The pillars of the framework have numerous holes, so that the plough can be raised or lowered, that the share may dig deep or shallow. Then there is the "cock-pin," the "road-bat" (a crooked piece of wood), the "sherve-wright" (so pronounced)—shelvewright (?)—the "rist," and spindle, besides, of course, the usual coulter and share. When the oxen arrive at the top of the field, and the first furrow is completed, they stop, well knowing their duty, while the ploughman moves the iron rist, and the spindle which keeps it in position, to the other side, and moves the road-bat so as to push the coulter aside. These operations are done in a minute, and correspond in some degree to turning the rudder of a ship. The object is that the plough, which has been turning the earth one way, shall now (as it is reversed to go downhill) continue to turn it that way. If the change were not effected when the plough was swung round, the furrow would be made opposite. Next he leans heavily on the handles, still standing on the same spot; this lifts the plough, so that it turns easily as if on a pivot.

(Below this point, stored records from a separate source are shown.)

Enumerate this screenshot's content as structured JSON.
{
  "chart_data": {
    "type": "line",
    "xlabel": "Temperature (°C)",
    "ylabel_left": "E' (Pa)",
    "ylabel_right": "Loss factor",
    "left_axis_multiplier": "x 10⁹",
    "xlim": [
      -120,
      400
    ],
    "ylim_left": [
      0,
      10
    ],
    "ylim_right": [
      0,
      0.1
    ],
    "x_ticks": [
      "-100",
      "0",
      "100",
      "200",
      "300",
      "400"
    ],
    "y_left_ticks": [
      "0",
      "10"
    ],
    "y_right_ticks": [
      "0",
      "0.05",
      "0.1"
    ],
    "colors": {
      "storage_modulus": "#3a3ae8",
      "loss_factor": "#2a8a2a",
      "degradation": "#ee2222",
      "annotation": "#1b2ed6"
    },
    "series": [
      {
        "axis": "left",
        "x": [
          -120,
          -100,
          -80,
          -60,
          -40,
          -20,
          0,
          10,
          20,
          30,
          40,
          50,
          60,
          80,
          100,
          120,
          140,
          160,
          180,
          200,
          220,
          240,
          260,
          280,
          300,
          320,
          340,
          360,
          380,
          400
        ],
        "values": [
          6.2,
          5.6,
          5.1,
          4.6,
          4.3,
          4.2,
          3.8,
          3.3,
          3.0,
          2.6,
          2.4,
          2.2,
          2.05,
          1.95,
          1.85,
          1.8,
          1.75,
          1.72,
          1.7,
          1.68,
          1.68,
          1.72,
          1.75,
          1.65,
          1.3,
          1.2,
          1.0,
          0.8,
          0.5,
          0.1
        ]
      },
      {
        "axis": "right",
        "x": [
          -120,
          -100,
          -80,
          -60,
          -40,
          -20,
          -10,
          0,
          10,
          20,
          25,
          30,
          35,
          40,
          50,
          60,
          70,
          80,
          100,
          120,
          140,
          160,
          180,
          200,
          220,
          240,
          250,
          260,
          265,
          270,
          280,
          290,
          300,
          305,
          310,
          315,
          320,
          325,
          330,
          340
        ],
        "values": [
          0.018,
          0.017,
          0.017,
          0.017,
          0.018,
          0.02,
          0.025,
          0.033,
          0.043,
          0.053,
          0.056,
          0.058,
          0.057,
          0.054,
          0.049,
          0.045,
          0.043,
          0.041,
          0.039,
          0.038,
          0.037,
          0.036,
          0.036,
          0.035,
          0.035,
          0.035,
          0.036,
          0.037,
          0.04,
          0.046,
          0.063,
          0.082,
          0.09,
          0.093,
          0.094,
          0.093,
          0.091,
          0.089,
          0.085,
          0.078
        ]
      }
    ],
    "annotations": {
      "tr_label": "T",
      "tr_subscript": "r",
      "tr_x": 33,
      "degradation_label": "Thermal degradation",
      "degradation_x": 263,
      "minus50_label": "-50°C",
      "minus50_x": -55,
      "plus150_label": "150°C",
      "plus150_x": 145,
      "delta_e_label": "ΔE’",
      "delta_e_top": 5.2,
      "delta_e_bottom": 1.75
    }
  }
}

Then the oxen "jack round"—that is, walk round—so as to face downhill, the framework in front turning like the fore-wheels of a carriage. So soon as they face downhill and the plough is turned, they commence work and make the second furrow side by side with the first. The same operation is repeated at the bottom, and thus the plough travels straight up and down, always turning the furrow the same way, instead of, as in the valleys, making a short circuit at each end, and throwing the earth in opposite directions. The result is a perfectly level field, which, though not designed for it, must suit the reaping-machine better than the drain furrows and raised "lands" of the valley system.

It is somewhat curious that the steam plough, the most remarkable application of machinery to agriculture, in this respect resembles the village-made wheel plough. The plough drawn by steam power in like manner turns the second furrow side by side into the first, always throwing the earth the same way, and leaving the ground level. This is one of its defects on heavy, wet land, as it does not drain the surface. But upon the slopes of the Downs no drains or raised "lands" are needed, and the wheel plough answers perfectly.

So perfectly, indeed, does it answer that no iron plough has yet been invented that can beat it, and while the valleys and plains are now almost wholly worked with factory-made ploughs, the South Downs are cultivated with the ploughs made in the villages by the wheelwrights. A wheelwright is generally regularly employed by two or three farms, which keep him in constant work. There is not, perhaps, another home-made implement of old English agriculture left in use; certainly, none at once so curious and interesting, and, when drawn by oxen, so thoroughly characteristic.

Under the September sun, flowers may still be found in sheltered places, as at the side of furze, on the highest of the Downs. Wild thyme continues to bloom—the shepherd's thyme—wild mignonette, blue scabious, white dropwort, yellow bedstraw, and the large purple blooms of greater knapweed. Here and there a blue field gentian is still in flower; "eggs and bacon" grow beside the waggon tracks. Grasshoppers hop among the short dry grass; bees and humble-bees are buzzing about, and there are places quite bright with yellow hawkweeds.

The furze is everywhere full of finches, troops of them; and there are many more swallows than were flying here a month since. No doubt they are on their way southwards, and stay, as it were, on the edge of the sea while yet the sun shines. As the evening falls the sheep come slowly home to the fold. When the flock is penned some stand panting, and the whole body at each pant moves to and fro lengthways; some press against the flakes till the wood creaks; some paw the dry and crumbling ground (arable), making a hollow in which to lie down.

Rooks are fond of the places where sheep have been folded, and perhaps that is one of the causes why they so continually visit certain spots in particular fields to the neglect of the rest.